To fund the construction of that fifth shelter, however, Moore had to take a $500,000 donation from Oklahoma’s Baptist General Convention. And the city, which paid for the rest of the construction with bonds, has now maxed out its ability to issue new bonds.

Image: Gov. Mary Fallin supports having local communities decide whether or not to fund tornado shelters in schools
Gov. Mary Fallin supports having local communities decide whether or not to fund tornado shelters in schools. She has been criticized by those that feel the state should make it a priority by mandating that every school have a shelter and by funding them. NBC News

Gov. Fallin’s proposal would increase the ability of cities to issue bonds for school construction, if voters approve the proposal in a statewide referendum.
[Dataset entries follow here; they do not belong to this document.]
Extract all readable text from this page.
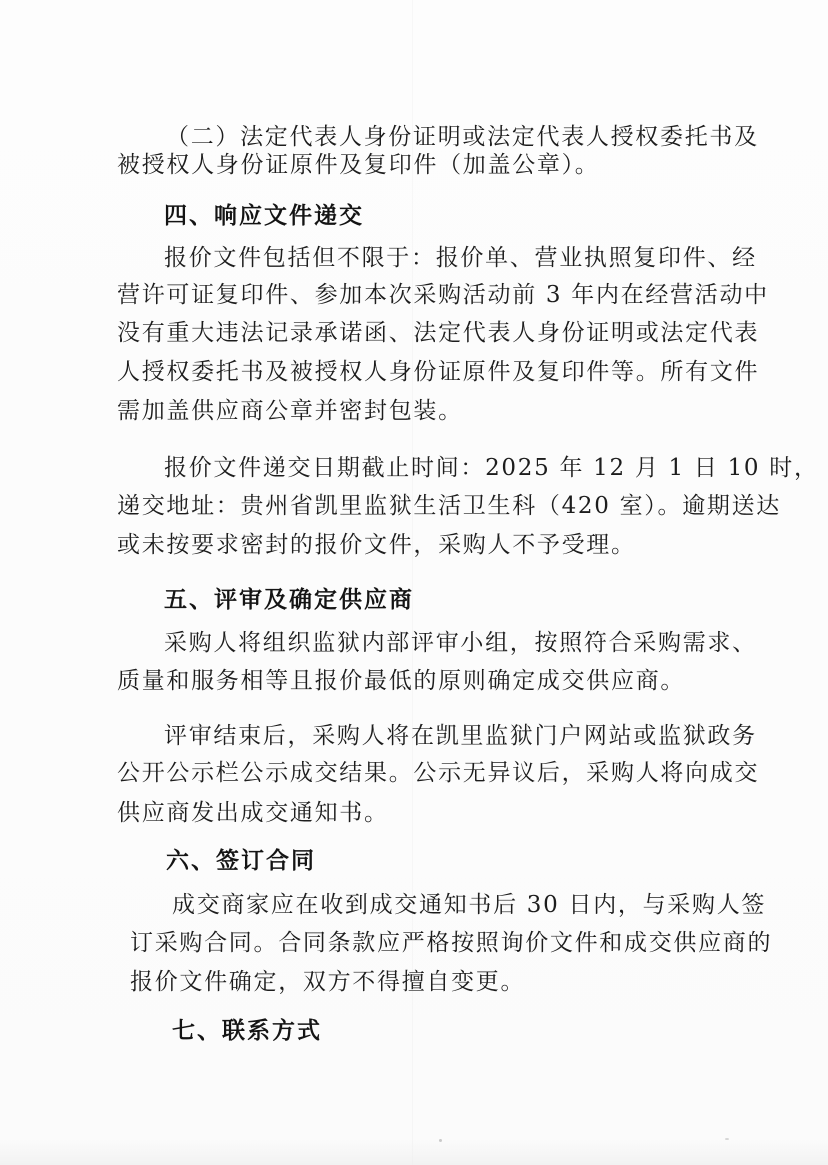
（二）法定代表人身份证明或法定代表人授权委托书及

被授权人身份证原件及复印件（加盖公章）。

四、响应文件递交

报价文件包括但不限于：报价单、营业执照复印件、经

营许可证复印件、参加本次采购活动前 3 年内在经营活动中

没有重大违法记录承诺函、法定代表人身份证明或法定代表

人授权委托书及被授权人身份证原件及复印件等。所有文件

需加盖供应商公章并密封包装。

报价文件递交日期截止时间：2025 年 12 月 1 日 10 时，

递交地址：贵州省凯里监狱生活卫生科（420 室）。逾期送达

或未按要求密封的报价文件，采购人不予受理。

五、评审及确定供应商

采购人将组织监狱内部评审小组，按照符合采购需求、

质量和服务相等且报价最低的原则确定成交供应商。

评审结束后，采购人将在凯里监狱门户网站或监狱政务

公开公示栏公示成交结果。公示无异议后，采购人将向成交

供应商发出成交通知书。

六、签订合同

成交商家应在收到成交通知书后 30 日内，与采购人签

订采购合同。合同条款应严格按照询价文件和成交供应商的

报价文件确定，双方不得擅自变更。

七、联系方式
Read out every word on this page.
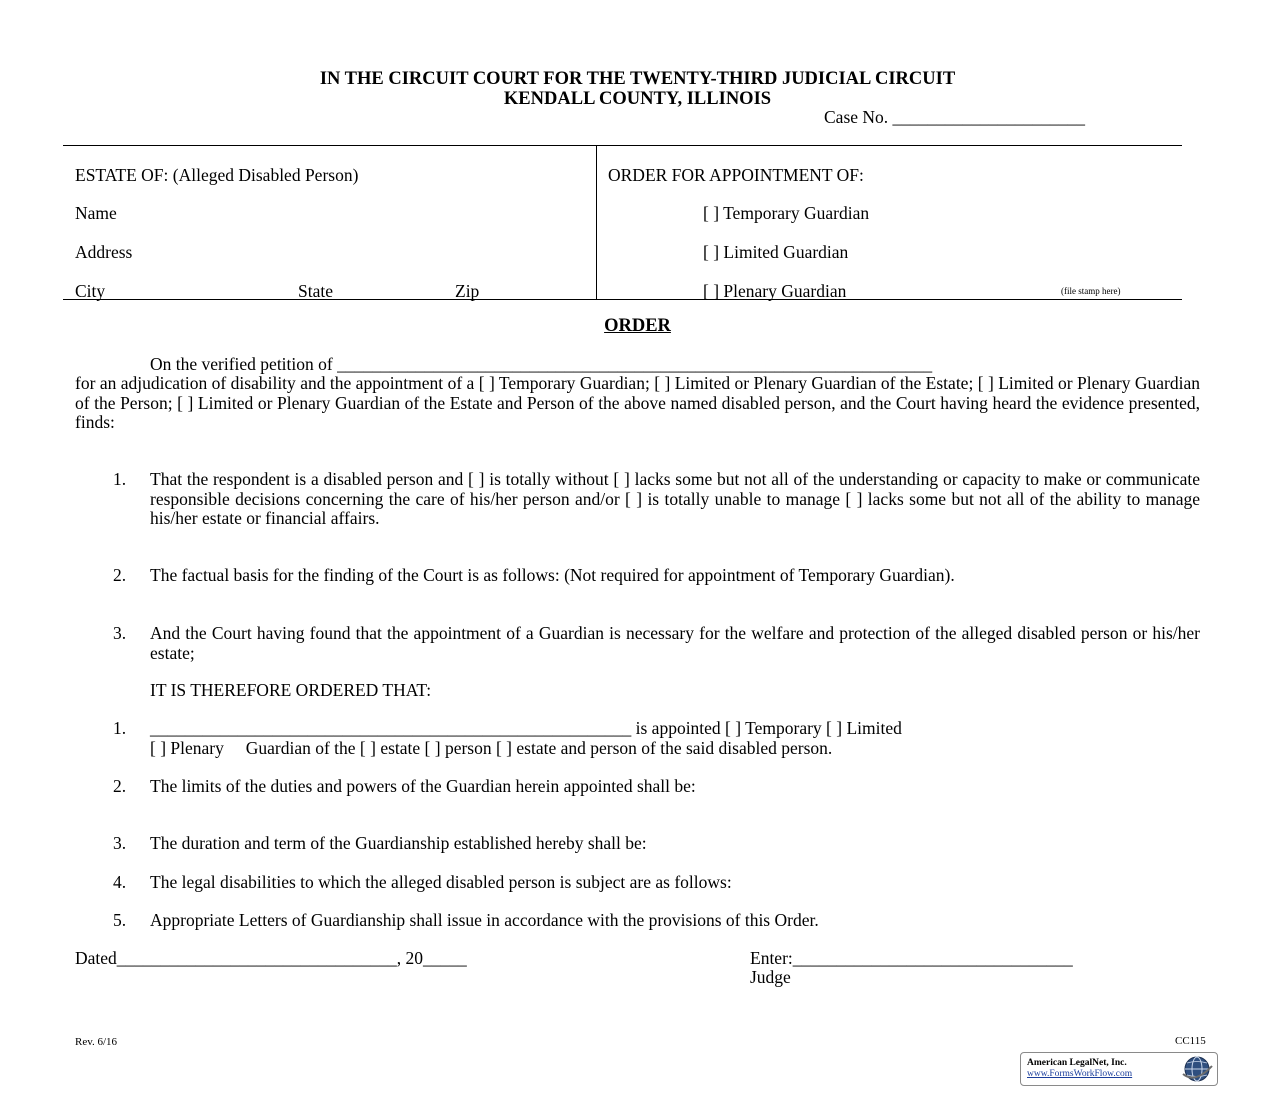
IN THE CIRCUIT COURT FOR THE TWENTY-THIRD JUDICIAL CIRCUIT
KENDALL COUNTY, ILLINOIS
Case No. ______________________
ESTATE OF: (Alleged Disabled Person)
Name
Address
City	State	Zip
ORDER FOR APPOINTMENT OF:
[ ] Temporary Guardian
[ ] Limited Guardian
[ ] Plenary Guardian	(file stamp here)
ORDER
On the verified petition of ____________________________________________________________________
for an adjudication of disability and the appointment of a [ ] Temporary Guardian; [ ] Limited or Plenary Guardian of the Estate; [ ] Limited or Plenary Guardian of the Person; [ ] Limited or Plenary Guardian of the Estate and Person of the above named disabled person, and the Court having heard the evidence presented, finds:
1. That the respondent is a disabled person and [ ] is totally without [ ] lacks some but not all of the understanding or capacity to make or communicate responsible decisions concerning the care of his/her person and/or [ ] is totally unable to manage [ ] lacks some but not all of the ability to manage his/her estate or financial affairs.
2. The factual basis for the finding of the Court is as follows: (Not required for appointment of Temporary Guardian).
3. And the Court having found that the appointment of a Guardian is necessary for the welfare and protection of the alleged disabled person or his/her estate;
IT IS THEREFORE ORDERED THAT:
1. _______________________________________________________ is appointed [ ] Temporary [ ] Limited
[ ] Plenary     Guardian of the [ ] estate [ ] person [ ] estate and person of the said disabled person.
2. The limits of the duties and powers of the Guardian herein appointed shall be:
3. The duration and term of the Guardianship established hereby shall be:
4. The legal disabilities to which the alleged disabled person is subject are as follows:
5. Appropriate Letters of Guardianship shall issue in accordance with the provisions of this Order.
Dated________________________________, 20_____	Enter:________________________________
Judge
Rev. 6/16	CC115
American LegalNet, Inc.
www.FormsWorkFlow.com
It would not, however, provide any statewide funds to offset the bonds.

Danni Legg, a political novice, announced her candidacy for the State House after she said she couldn’t convince her local representative, Mark McBride, R.-Moore, to back the shelter bill proposed by Rep. Dorman and backed by Rep. Morrissette, which would draw on the state’s franchise tax revenues.

Legg said she felt the plan supported by the governor would mean that only certain school districts could afford to issue the bonds required to pay for new shelters, and that rural and poorer districts would be unable to take part in the program.

Under Dorman’s proposal, the money would have come from the state’s franchise tax, a levy charged on every incorporated entity above a certain size that makes capital investments in the state. However, the measure also required that the franchise tax continue to exist, and the legislature’s Republican majority wants to get rid of it.

Rep. Morrissette said that by denying local school districts access to state revenues, Gov. Fallin’s plan would create a de facto property tax increase for any district that issued a bond to build a shelter.

But Gov. Fallin believes that her plan for a referendum is in tune with the Oklahoma preference for “local control” rather than a statewide tax.

“We think the local decisions, knowing what’s best for the community itself, what’s best for the people is the best way to do that,” said Fallin, “Get it to the people of Oklahoma, let the local districts be able to have a choice whether they want they want them or not. And I do believe the majority of Oklahomans would vote to be able to put in storm shelters.”

Rep. McBride, the incumbent Legg is challenging, points to the improvements in Moore schools as proof that “we’ve been doing it” through “a public/private partnership.”

Said McBride, “To date we’ve probably sheltered 5,000 kids and faculty from private funds.”

Morrissette is more pessimistic about the state’s will to find a solution.

“As time goes by, the attention span just dwindles. And the issue just goes away,” he said. “There will be another tornado, and pray God nothing happens to anyone. But the chances are, we are going to have another EF5 tornado. And are we going to be prepared? The answer is no.”